Today is different. This is about the coronavirus, a subject on everybody’s mind. Never have I witnessed anything like this. I suspect you haven’t, either. We are in uncharted territory and the fear of the unknown is pushing us toward panic – if we aren’t there already. To minimize the chances of contacting the virus, we are told to keep a safe distance between each other and not to shake hands. (I am still trying to perfect the elbow bump.) We are told to wash our hands often, disinfect surfaces, don’t touch your face (every time I hear that, my nose begins to itch), and to cough or sneeze into your elbows.
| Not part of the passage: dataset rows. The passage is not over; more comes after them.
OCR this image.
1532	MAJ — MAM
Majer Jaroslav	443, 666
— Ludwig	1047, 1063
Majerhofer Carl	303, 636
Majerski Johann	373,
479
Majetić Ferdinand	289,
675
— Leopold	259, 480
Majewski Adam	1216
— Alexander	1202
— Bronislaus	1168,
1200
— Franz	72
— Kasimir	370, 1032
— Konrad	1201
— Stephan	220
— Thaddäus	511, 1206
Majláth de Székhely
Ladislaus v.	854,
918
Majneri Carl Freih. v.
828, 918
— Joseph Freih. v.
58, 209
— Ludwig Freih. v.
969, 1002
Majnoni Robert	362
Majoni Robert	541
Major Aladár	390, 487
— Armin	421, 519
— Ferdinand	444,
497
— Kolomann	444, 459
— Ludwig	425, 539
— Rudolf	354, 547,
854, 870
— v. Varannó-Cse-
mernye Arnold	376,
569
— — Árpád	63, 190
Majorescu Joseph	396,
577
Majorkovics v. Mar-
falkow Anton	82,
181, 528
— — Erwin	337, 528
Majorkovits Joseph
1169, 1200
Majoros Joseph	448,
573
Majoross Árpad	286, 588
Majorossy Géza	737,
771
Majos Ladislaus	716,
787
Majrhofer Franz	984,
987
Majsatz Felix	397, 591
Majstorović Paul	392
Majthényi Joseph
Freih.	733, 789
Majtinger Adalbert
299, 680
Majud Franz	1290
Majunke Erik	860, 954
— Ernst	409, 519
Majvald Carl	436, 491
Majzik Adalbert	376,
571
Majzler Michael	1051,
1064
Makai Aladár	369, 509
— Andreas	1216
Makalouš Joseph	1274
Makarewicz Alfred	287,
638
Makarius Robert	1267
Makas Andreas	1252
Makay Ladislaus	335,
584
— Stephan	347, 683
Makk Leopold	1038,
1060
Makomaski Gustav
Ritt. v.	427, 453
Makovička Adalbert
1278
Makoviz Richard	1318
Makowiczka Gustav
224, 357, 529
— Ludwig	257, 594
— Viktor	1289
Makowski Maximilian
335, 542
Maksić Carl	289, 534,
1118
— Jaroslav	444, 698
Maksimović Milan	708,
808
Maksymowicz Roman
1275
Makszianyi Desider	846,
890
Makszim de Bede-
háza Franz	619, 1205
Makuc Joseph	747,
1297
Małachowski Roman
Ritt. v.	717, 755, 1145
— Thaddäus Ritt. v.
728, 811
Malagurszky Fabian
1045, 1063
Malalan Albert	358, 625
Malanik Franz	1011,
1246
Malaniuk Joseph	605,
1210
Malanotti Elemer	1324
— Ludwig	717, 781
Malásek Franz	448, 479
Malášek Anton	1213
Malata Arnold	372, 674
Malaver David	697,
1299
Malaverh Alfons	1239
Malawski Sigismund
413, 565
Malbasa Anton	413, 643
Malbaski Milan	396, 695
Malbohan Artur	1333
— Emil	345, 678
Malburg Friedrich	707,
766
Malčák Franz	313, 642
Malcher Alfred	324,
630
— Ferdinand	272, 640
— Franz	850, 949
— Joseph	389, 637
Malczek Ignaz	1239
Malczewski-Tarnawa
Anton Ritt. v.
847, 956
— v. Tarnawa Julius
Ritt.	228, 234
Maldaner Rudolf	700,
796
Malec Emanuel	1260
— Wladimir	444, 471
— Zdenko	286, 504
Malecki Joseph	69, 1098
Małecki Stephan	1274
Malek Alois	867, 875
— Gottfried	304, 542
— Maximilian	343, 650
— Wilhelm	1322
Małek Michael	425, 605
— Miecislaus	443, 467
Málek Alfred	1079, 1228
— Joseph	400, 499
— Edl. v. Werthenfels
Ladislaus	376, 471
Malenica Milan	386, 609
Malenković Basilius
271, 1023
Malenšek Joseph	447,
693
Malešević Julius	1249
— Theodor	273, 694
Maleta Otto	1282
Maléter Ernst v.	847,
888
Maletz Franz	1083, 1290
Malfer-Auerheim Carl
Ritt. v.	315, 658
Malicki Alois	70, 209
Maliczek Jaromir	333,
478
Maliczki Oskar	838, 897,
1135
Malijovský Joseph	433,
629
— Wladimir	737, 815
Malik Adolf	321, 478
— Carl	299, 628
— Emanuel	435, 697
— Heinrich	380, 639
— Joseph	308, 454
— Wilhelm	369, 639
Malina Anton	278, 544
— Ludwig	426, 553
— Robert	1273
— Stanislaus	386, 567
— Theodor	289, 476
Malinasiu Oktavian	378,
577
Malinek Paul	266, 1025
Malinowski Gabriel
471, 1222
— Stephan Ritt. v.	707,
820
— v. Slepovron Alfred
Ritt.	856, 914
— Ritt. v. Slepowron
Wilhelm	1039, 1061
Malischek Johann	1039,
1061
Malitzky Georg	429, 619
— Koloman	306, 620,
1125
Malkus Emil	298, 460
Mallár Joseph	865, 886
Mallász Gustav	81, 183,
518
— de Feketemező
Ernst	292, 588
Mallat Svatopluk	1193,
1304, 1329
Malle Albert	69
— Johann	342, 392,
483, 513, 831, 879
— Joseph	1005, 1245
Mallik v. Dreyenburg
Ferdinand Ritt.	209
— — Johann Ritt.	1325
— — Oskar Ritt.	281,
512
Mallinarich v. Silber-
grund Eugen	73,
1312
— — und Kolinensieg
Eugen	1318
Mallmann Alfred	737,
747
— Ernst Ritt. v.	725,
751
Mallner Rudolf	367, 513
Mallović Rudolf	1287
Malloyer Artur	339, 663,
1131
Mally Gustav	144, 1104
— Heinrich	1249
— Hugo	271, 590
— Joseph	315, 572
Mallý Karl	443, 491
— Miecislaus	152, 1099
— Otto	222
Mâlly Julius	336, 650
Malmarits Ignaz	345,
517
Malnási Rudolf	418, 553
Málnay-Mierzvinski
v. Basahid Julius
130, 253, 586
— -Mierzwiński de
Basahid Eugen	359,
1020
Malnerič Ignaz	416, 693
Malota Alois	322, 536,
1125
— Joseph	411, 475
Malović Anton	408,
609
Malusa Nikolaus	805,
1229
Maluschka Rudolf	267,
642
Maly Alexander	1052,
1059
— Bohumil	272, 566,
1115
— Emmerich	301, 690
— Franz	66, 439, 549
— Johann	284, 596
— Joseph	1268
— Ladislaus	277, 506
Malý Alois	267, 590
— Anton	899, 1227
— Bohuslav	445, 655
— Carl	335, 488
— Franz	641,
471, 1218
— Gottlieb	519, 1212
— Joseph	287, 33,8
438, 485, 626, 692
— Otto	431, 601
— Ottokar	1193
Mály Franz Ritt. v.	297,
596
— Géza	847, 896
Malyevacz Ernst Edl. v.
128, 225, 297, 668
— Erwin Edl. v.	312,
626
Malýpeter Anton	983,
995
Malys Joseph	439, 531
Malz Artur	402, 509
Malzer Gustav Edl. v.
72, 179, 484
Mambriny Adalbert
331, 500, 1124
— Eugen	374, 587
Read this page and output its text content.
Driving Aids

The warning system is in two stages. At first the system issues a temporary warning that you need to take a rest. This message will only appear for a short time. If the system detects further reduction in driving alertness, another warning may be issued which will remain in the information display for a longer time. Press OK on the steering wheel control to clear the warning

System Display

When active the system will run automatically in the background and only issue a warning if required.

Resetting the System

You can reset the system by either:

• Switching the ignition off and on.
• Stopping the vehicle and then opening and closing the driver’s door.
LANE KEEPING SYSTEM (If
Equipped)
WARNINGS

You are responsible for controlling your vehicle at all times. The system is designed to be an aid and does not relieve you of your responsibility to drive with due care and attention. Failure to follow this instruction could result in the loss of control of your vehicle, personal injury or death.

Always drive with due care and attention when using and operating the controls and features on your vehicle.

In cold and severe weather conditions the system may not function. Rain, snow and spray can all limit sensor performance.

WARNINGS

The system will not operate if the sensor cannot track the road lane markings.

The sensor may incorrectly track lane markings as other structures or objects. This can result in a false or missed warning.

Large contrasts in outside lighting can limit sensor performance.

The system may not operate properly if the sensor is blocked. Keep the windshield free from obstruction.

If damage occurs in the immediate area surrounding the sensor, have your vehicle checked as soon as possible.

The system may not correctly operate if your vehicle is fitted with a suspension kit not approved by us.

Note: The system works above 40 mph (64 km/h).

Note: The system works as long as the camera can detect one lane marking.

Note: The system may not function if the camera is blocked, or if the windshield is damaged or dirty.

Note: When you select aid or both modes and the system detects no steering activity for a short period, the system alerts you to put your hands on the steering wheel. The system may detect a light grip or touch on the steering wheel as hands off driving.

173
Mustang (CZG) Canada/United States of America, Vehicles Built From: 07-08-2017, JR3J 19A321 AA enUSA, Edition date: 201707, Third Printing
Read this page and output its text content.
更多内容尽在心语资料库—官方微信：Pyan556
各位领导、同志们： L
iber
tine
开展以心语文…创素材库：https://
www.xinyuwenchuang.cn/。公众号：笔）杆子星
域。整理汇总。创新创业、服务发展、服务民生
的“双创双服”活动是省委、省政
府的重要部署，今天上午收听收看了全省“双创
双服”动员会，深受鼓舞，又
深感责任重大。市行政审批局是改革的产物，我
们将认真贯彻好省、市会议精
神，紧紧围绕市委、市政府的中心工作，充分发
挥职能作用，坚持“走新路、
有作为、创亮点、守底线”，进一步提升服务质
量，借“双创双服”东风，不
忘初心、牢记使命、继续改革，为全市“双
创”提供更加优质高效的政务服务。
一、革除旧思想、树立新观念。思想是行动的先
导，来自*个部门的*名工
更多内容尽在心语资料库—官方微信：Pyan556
Still, the virus marches on. Now in more than 100 countries, the outbreak has been officially declared a pandemic, according to the World Health Organization.

A pandemic is declared when a new disease for which people do not have immunity spreads rapidly around the world. As I write this, close to 5,000 people have died from the virus, the majority in China and Italy. Some 40 deaths have been reported in the U.S., including one (so far) in Georgia.

The coronavirus outbreak is not thought to be as deadly as the SARS epidemic of 2003, which killed around 10 percent of the more than 8,000 confirmed cases of the respiratory illness. And it’s far less deadly than Middle East respiratory syndrome, or MERS, which has killed some 34 percent of the roughly 2,500 confirmed cases since 2012. That’s the good news. Yet, due to the mildness of many early symptoms, it can be difficult to know when to recognize a potential case of coronavirus and that there is not yet a treatment or vaccine. That could be as much as a year away. That’s the not-so-good news.

You would think that such a crisis would unite us as did 9/11. Not so. Sadly, we are as divided as ever. Donald Trump is doing a great job in managing the nation’s response to the virus, or Donald Trump is doing a very poor job depending where on the political spectrum you reside, which columnist you read or to what talk radio show you listen.

What the coronavirus pandemic has served to do is to remind us how fragile life is and how little control we have over it.

In the meantime, dear readers, please wash your hands. Don’t scratch your itchy nose. Stay safe and, remember, we are in this thing together. Can I get an elbow bump?